As we processed this, my friend asked why we were even going to wait until the following weekend. Why not just move the next day? The kids weren’t going to suffer from not going to school because they weren’t going anyway. We had already packed up most of the house. What was the point in living in a packed up house for another week with the kids home, when we could go ahead and live in our new home and start unpacking?
We couldn’t think of a good reason not to do this, and there were many reasons why we thought it was wise. So we put out the bulletin to family and friends, many of whom we had arranged to come help us move the following weekend, and asked them to come the next day. We also let our new church know so they could try to arrange people to help us unload when we got to Georgia.
March 21
Early the morning of March 21, friends and family descended on our house and helped us load up a moving truck. I did what I could while also tending to the little kids. Noah was blissfully ignorant; he just wanted to be fed at regular intervals.
By the time we went to bed that night, all of our belongings were in Georgia in our new house. It had been just over 24 hours since we had decided to go ahead and move, and I felt unmoored and like I was living in an alternate reality.
Two weeks prior the kids had been in school, I had been pregnant, and we were living in South Carolina. Now the kids were out of school for an indefinite period of time, I had a 10-day-old newborn, and we lived in Georgia.

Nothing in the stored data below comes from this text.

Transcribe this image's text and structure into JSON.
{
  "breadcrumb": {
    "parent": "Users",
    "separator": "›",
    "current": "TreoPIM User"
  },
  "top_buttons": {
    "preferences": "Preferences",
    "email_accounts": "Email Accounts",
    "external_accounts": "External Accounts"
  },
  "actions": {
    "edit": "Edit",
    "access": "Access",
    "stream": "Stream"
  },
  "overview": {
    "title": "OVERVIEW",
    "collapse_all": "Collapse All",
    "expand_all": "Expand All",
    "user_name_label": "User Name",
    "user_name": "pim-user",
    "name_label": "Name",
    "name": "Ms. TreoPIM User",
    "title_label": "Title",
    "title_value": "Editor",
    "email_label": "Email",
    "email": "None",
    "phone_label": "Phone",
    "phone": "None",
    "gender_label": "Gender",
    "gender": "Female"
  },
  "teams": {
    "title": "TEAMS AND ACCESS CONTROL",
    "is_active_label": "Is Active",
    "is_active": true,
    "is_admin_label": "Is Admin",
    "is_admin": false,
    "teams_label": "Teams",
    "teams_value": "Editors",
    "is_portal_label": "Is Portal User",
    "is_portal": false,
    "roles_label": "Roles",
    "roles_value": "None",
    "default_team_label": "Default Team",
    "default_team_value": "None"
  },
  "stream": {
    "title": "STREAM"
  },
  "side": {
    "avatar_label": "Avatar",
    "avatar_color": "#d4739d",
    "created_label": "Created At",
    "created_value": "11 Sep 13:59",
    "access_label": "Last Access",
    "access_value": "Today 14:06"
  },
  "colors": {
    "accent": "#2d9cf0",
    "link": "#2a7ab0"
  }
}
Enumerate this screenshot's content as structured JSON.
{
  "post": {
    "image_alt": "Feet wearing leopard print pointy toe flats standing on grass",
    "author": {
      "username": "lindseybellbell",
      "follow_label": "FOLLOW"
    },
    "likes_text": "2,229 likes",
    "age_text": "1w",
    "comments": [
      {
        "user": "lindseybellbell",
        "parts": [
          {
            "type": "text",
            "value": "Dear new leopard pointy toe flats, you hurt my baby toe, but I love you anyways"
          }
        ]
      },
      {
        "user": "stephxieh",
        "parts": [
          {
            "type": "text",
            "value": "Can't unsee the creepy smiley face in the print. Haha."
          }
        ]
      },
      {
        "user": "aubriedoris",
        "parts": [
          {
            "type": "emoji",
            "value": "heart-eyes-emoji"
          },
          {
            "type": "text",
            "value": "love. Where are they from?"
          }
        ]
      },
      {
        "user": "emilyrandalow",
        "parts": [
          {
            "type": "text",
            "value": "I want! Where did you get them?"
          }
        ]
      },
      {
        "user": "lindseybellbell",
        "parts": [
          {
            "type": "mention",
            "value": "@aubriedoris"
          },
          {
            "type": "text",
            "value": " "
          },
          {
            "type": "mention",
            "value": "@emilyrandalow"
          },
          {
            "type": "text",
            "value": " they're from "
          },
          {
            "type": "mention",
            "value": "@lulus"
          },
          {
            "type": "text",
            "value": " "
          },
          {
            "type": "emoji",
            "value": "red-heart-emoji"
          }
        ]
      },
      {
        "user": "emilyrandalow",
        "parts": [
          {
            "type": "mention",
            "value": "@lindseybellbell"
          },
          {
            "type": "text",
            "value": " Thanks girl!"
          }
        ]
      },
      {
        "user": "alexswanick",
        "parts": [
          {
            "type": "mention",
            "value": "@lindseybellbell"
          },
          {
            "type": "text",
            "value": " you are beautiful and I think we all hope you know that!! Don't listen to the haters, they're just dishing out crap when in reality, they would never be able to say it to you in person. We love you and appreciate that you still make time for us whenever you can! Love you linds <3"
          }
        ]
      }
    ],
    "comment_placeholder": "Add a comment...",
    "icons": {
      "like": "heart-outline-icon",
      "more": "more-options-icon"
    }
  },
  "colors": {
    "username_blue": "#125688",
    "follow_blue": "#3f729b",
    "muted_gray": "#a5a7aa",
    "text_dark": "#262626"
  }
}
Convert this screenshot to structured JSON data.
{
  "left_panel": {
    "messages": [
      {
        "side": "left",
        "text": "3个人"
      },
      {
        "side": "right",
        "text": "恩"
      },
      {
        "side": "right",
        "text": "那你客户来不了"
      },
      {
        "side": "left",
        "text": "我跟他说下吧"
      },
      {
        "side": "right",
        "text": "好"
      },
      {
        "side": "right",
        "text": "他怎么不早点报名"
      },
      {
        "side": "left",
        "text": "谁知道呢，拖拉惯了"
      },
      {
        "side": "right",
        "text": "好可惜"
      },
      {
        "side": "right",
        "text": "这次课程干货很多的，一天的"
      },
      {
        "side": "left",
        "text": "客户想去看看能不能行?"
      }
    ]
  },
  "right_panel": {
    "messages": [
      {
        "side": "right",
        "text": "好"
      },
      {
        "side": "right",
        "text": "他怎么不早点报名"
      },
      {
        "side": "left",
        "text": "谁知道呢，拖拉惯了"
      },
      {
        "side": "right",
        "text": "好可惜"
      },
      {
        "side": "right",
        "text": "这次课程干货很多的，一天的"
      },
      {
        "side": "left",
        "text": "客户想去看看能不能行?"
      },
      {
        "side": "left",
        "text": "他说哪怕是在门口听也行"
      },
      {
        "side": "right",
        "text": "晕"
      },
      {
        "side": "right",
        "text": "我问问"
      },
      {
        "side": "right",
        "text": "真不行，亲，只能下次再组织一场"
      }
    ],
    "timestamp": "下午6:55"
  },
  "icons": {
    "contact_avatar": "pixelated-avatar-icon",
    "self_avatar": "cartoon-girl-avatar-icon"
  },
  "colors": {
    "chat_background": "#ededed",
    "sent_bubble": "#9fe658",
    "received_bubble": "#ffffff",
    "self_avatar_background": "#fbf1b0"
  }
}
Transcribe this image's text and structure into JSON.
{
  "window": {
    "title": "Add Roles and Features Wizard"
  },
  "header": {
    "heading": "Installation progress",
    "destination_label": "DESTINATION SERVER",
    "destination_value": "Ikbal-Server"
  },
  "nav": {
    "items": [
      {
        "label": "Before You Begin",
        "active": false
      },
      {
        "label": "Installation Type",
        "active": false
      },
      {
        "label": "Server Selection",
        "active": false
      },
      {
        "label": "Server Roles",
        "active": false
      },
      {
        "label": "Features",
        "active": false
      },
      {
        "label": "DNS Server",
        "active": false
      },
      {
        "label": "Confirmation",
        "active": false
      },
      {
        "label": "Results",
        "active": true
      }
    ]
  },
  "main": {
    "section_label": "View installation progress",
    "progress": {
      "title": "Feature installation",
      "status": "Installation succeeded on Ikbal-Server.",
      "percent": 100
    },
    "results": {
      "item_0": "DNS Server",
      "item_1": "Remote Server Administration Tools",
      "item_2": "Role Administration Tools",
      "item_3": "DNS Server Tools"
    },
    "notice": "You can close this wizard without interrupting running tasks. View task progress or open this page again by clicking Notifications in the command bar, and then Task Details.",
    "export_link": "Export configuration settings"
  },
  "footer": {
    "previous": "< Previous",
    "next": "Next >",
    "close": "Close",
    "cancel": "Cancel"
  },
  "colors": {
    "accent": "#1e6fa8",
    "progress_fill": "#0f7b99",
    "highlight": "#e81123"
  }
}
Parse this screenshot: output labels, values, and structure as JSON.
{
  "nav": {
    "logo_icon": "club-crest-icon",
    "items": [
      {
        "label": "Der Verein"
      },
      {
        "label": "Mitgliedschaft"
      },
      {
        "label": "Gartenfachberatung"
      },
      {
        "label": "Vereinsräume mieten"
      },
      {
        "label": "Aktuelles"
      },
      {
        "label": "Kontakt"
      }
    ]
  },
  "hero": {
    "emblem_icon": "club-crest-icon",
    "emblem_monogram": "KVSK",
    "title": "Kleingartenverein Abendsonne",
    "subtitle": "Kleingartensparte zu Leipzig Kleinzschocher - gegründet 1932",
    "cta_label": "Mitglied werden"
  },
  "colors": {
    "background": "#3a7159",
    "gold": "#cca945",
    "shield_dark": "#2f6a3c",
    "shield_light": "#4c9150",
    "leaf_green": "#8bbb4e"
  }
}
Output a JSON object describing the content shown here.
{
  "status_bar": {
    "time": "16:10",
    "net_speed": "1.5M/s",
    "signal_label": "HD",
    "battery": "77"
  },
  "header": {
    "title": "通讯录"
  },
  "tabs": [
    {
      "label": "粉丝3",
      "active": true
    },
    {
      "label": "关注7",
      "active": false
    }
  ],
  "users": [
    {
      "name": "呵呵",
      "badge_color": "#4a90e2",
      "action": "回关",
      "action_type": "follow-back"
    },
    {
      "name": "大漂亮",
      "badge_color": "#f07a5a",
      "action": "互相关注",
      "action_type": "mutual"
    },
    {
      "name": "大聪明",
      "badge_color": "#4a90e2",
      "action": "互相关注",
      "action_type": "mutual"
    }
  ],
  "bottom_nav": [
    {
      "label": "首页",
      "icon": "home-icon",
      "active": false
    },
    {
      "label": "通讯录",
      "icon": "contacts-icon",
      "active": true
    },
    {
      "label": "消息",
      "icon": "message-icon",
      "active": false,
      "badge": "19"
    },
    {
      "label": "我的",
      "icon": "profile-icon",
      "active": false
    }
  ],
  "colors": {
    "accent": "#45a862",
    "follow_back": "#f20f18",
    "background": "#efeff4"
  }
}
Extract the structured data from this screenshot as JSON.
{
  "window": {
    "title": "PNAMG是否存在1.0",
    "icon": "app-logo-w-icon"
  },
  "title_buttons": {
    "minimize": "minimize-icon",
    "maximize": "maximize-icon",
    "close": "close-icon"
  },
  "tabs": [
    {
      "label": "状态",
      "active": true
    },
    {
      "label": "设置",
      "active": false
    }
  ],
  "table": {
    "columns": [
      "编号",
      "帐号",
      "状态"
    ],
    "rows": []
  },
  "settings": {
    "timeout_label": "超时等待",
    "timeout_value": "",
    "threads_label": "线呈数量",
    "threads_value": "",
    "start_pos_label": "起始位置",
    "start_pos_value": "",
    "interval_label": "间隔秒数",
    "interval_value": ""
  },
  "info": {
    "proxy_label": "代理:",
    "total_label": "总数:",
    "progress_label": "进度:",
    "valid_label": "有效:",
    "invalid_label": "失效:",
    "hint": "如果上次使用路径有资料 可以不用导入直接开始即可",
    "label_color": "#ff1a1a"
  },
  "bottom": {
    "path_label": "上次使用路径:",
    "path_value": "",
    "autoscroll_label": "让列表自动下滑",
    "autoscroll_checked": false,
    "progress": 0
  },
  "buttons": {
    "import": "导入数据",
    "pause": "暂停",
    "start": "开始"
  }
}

It has taken many years of retelling this story, both to myself and others, to come to terms with the impact this period of time had on me. The pure enjoyment of those first few days at home that I had experienced with the births of the prior three children did not exist. We missed out on the joy of sharing Noah with our family and friends due to heightened concerns about Covid. I had had a normal hospital delivery, something women who went into labor just a few days after me did not have, but the labor and delivery had been so sudden and unexpected that mentally I was still reeling.
There were many moments of grace. Friends bringing food, taking me to the hardware store when we got to Georgia and were missing hardware for Zoe’s bed, the dozens of people who helped us load and unload. I don’t want to forget those.
But I also can’t forget those ten days in March. They sometimes come to me unbidden, and my mind jerks from memory to memory, trying to find peace, but there is none. There is no way to put it on a shelf and look at it with fondness. Those ten days were brutal.
I write the details out here, with pictures to help me remember, because my brain and heart need there to be a witness to those days. Maybe if I write them down, if I let myself feel the heaviness of those ten days, I will feel relief. Because sometimes I wonder if I haven’t been in a state of hyper-vigilance since then, always wondering what turn the next day will bring, always feeling like the ground is moving underneath my feet, always feeling like I am just so tired and there isn’t enough of me to go around.
It’s March again, but now it’s 2025. We just celebrated Noah’s 5th birthday, and I only have one more year to go before I turn 40. Those ten days from 2020 are still part of me, but they are not all of me. And what I remind myself now is that I am no safer now, outside the chaos of that season. The Lord was upholding me in those ten days, and he has upheld me every day since.